Question: how is a (subluminal) wave's wave-vector related to the 4-velocity (phase velocity)?
Wikipedia says that $$k^\mu \propto v^\mu \quad\quad\quad (1)$$ as stated in https://en.wikipedia.org/wiki/Wave_vector. I'm pretty sure this is wrong.
Here $k^\mu = (k_0, {\bf{k}})$ is the wave vector, $v^\mu$ is the four-velocity (phase velocity) of the wave. (Here the speed of light $c=1$.)
Assume, of course, that $v<1$, i.e., a subluminal wave.
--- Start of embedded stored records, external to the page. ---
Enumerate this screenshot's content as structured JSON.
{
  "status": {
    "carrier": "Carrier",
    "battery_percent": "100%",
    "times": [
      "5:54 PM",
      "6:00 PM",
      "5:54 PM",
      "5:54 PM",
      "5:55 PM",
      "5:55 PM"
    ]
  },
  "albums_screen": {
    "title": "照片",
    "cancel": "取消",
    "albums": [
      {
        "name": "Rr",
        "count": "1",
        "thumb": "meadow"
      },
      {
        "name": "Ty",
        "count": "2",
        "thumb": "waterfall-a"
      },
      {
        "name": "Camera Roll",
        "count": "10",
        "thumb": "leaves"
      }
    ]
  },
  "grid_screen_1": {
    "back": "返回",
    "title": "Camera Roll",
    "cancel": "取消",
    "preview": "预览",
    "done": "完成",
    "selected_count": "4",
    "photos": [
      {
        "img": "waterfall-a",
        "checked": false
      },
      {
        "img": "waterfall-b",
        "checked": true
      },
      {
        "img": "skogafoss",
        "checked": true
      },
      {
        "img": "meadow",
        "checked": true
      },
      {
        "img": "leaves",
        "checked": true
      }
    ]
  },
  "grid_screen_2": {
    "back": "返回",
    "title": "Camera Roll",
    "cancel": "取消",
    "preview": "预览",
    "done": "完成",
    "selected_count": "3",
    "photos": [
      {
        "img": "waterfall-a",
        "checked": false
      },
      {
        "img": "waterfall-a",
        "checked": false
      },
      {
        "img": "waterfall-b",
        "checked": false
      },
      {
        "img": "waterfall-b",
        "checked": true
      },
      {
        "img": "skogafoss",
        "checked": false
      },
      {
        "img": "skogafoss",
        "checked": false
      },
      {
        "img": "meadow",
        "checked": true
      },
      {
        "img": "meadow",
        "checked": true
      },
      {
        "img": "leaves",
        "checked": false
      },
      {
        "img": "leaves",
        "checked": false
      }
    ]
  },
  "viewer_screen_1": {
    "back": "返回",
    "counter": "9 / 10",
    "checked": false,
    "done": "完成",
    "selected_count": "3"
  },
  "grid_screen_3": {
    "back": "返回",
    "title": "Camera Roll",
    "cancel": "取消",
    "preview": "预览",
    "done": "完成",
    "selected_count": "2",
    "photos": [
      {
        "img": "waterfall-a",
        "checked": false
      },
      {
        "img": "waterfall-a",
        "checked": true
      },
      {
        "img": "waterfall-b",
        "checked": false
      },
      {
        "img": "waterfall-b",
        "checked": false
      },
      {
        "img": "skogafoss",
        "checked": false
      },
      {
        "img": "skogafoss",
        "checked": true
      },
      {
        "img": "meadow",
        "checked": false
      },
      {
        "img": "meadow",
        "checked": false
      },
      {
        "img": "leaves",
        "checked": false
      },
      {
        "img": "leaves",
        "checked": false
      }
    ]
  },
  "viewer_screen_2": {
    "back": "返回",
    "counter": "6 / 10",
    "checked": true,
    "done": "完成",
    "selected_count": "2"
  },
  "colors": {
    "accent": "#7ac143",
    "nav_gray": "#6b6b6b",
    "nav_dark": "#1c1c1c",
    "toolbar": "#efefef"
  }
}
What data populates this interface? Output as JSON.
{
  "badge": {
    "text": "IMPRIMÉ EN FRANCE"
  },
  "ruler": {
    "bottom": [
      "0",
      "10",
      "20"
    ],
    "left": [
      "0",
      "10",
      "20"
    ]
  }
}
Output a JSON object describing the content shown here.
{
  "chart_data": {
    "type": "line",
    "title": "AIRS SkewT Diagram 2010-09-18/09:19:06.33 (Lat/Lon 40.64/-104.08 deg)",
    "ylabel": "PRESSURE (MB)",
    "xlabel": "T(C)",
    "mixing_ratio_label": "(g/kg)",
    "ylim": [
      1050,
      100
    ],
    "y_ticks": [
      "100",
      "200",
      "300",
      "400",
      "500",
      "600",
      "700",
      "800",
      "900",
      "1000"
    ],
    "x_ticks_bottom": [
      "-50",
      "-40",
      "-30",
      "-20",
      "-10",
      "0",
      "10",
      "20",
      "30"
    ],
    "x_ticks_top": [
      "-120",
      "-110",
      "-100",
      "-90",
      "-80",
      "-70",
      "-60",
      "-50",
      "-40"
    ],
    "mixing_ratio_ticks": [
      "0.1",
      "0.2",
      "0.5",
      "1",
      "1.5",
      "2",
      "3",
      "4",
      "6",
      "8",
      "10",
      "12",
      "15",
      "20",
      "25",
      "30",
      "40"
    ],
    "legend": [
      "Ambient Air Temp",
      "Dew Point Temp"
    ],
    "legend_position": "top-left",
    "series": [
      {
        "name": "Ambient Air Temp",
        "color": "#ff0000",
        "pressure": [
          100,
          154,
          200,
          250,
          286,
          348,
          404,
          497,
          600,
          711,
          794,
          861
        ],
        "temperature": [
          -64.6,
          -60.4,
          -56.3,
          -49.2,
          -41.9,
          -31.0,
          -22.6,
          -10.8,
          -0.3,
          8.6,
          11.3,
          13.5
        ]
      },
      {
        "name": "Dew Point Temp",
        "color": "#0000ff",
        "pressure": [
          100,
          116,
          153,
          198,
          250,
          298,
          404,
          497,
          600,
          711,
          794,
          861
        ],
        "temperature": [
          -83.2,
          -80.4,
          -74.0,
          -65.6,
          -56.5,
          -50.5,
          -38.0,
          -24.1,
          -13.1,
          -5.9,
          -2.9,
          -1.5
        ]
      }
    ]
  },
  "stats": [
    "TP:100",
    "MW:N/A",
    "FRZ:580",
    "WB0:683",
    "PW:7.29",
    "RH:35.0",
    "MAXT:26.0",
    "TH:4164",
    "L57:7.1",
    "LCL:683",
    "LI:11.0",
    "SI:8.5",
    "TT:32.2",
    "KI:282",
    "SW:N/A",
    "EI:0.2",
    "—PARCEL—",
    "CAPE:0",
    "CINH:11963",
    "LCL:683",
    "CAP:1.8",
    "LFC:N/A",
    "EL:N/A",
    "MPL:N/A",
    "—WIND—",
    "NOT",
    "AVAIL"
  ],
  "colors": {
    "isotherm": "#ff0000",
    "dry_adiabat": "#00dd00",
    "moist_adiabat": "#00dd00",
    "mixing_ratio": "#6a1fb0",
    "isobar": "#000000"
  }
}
If $v=1$ then the wave vector is null, and there is no 4-velocity.
The wave equation is $$\frac{1}{v^2}\frac{\partial f}{\partial (x^0)^2} - ∇^2f=0.\quad\quad\quad(2)$$
A general solution of $(2)$ is $f(x)=f(k_\sigma x^\sigma) = f(k_0 x^0 - \bf{k \cdot x})$. Plugging this into (2) we see that the wave vector must satisfy $$k_0^2-v^2 (k_1^2+k_2^2+k_3^2 )=0,\quad\quad v=k_0/|\bf{k}|.$$
I believe $(1)$ is false except when $v\approx 1$. I think the following analysis is correct (writing $k = |\bf{k}|$):
$$k^σ = (k_0, {\bf{k}}) = k_0 \left( 1,\frac{ k\bf{v} }{ k_0 v}\right) = k_0 \left( 1,\frac{\bf{v}}{v^2} \right) = k_0 \gamma^{-1} \left(γ,\frac{γ \bf{v}}{v^2} \right) = v(-k_σ k^σ)^{1/2} \left(γ, \frac{γ\bf{v}}{v^2} \right).$$
When $v≈1$, we have $$k^σ ≈ (-k_\rho k^\rho )^{1/2} v^σ. $$ If $v=1$, however, then $k_σ k^σ=0$ and $v^σ$ is undefined.
Agreed?